Italian conductor (born 1952)

Umberto Benedetti Michelangeli, also Umberto Benedetti Michelangeli Jr. (born July 16, 1952 in Montichiari, Brescia) is an Italian conductor, nephew of famous Italian pianist Arturo Benedetti Michelangeli.

== Biography ==
He started his musical studies first with his aunt, then at the Milan Conservatory with Mario Conter, Bruno Bettinelli, Mario Gusella and finally with Franco Ferrara. He regularly conducts leading orchestras both in Italy and Europe. Of particular importance is his commitment to the Mantua Chamber Orchestra, of which he has been the Principal Conductor since 1984, and whose artistic merits were rewarded with the Abbiati Prize in 1997.

In 2004 Benedetti Michelangeli and the Mantua Chamber Orchestra realised a very successful Beethoven cycle including the symphonies, the concertos and some of his symphonic-choral works and in the period 2005-07 they were leading performers in the Mozart Fest, in a cycle dedicated to Mozart's sacred music. He also collaborated with the Camerata Academica in Salzburg for the 1996 Schubertiade and with the Kammerorchester Basel, as the Chief Guest Conductor.

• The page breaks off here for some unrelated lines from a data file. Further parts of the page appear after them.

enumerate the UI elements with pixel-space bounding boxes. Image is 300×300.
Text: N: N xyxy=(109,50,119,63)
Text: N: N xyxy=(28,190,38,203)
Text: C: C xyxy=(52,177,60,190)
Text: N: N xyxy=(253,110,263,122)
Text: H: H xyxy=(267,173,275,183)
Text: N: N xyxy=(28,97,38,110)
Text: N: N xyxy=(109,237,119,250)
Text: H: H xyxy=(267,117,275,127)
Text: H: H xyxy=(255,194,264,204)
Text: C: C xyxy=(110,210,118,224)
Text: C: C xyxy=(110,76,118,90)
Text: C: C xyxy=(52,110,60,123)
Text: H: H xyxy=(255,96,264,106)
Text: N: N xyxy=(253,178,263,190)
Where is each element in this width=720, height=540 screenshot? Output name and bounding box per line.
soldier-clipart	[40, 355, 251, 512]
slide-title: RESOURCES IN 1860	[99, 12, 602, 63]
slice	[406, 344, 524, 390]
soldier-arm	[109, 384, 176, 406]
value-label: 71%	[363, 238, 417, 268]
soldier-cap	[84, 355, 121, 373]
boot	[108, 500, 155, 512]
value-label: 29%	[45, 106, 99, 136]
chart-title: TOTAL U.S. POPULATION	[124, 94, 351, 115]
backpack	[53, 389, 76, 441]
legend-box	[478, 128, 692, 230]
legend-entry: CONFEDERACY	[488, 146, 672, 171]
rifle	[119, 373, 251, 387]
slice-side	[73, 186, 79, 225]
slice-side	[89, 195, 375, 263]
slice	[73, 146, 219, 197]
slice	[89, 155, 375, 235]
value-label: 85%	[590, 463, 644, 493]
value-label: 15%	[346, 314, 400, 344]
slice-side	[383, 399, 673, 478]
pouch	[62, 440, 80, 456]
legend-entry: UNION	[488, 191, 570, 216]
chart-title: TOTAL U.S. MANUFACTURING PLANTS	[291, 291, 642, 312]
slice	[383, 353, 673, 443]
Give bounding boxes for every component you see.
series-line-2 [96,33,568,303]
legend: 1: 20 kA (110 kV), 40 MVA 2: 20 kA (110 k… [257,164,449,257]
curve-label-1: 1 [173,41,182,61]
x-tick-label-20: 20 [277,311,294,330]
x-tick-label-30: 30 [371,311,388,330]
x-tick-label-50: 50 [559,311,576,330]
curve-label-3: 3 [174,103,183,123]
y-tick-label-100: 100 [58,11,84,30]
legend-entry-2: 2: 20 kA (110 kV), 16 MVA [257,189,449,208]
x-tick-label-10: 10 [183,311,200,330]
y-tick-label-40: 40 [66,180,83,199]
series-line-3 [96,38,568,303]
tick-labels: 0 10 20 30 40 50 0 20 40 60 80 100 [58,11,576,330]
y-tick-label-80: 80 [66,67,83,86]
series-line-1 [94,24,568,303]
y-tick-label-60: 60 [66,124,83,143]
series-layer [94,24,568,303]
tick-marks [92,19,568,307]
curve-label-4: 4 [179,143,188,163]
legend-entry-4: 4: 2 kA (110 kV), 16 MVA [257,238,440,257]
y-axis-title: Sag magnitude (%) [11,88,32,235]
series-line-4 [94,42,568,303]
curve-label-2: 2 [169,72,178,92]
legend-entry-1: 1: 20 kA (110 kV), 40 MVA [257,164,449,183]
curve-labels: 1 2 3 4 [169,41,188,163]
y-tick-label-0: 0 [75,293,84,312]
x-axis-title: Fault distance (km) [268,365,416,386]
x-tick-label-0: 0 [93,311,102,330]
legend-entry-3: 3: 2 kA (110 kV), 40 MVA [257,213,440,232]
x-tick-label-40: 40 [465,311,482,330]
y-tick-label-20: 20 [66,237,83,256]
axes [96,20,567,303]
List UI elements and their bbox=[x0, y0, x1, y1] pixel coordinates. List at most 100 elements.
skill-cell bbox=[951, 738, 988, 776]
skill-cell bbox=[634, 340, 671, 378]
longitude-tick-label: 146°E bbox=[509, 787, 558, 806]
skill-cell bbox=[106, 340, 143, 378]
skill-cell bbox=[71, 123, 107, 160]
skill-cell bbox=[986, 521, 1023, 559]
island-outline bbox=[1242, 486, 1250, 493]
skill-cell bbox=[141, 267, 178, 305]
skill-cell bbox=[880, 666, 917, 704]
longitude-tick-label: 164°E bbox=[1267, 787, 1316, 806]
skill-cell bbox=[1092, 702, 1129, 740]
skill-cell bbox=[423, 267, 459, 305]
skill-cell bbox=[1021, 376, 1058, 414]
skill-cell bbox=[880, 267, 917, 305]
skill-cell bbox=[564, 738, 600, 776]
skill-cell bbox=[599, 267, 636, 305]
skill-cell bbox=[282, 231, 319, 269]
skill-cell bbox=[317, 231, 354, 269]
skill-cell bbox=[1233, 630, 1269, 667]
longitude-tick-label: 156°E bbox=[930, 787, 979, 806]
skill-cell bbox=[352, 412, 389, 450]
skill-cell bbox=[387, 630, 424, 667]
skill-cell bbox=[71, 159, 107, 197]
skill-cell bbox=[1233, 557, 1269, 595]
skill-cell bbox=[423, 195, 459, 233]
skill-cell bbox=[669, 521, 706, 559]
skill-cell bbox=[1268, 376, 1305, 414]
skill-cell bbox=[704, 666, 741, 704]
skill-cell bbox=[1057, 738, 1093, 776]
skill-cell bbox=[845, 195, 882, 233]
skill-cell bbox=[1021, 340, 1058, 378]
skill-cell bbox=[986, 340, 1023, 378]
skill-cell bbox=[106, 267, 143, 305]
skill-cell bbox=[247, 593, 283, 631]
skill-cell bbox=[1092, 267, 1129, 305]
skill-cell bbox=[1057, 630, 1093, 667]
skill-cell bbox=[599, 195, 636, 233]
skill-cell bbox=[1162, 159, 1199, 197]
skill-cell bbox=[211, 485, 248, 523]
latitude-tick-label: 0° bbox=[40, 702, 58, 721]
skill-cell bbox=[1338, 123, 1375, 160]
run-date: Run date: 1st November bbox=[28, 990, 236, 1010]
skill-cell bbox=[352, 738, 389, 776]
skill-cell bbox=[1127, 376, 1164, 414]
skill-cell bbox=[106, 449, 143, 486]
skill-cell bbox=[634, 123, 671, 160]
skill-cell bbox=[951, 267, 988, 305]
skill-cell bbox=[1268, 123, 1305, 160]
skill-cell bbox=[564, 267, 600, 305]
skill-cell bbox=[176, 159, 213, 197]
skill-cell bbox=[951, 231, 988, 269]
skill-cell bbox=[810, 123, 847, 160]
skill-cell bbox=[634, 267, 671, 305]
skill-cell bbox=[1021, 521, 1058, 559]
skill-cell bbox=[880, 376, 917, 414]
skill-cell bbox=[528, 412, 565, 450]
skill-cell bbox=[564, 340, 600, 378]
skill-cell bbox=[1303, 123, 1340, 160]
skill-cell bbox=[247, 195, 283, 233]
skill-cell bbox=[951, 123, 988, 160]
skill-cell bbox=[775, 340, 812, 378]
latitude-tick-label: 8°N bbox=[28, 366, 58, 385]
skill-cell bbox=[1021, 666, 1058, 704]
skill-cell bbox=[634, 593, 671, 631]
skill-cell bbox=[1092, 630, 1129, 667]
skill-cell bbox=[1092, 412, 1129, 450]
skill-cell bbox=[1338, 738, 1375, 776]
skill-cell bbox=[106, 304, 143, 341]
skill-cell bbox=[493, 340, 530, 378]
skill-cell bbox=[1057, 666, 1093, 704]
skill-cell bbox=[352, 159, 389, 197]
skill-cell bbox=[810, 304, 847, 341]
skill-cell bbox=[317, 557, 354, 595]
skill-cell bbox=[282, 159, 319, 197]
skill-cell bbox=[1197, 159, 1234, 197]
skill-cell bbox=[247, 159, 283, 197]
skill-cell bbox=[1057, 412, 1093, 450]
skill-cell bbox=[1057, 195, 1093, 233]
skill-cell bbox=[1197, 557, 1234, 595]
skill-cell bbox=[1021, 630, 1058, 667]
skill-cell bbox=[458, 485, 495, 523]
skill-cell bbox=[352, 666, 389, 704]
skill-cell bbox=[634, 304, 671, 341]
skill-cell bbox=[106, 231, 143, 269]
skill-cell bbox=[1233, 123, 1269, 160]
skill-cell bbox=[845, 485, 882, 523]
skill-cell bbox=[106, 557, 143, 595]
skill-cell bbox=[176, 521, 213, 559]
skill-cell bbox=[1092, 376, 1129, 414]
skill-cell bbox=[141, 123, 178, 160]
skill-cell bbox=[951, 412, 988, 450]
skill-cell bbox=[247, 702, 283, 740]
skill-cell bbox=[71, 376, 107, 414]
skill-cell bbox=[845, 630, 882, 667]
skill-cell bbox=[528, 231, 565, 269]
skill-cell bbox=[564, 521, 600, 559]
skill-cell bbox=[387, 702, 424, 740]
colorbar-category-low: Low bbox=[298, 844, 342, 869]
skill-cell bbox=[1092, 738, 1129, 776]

Umberto Benedetti Michelangeli made his début at the Rossini Opera Festival in 2006 with Mozart's Die Schuldigkeit des ersten Gebots and Rossini's La cambiale di matrimonio.

Among the works he has conducted, he has devoted a series of concerts to the complete performance of Mozart's sacred music. In 2017, his recording for the Sony label of Mozart's arias, in collaboration with the soprano Regula Mühlemann, earned the Maestro the "Preis der deutschen Schallplattenkritik" (German Record Critics' Prize).

Benedetti Michelangeli is often on the podium of piano festivals dedicated to Arturo Benedetti Michelangeli, as was the case for the Brescia and Bergamo Review which featured Alexander Lonquich, Federico Colli, Yuja Wang and Mitsuko Uchida who were awarded the Michelangeli Prize.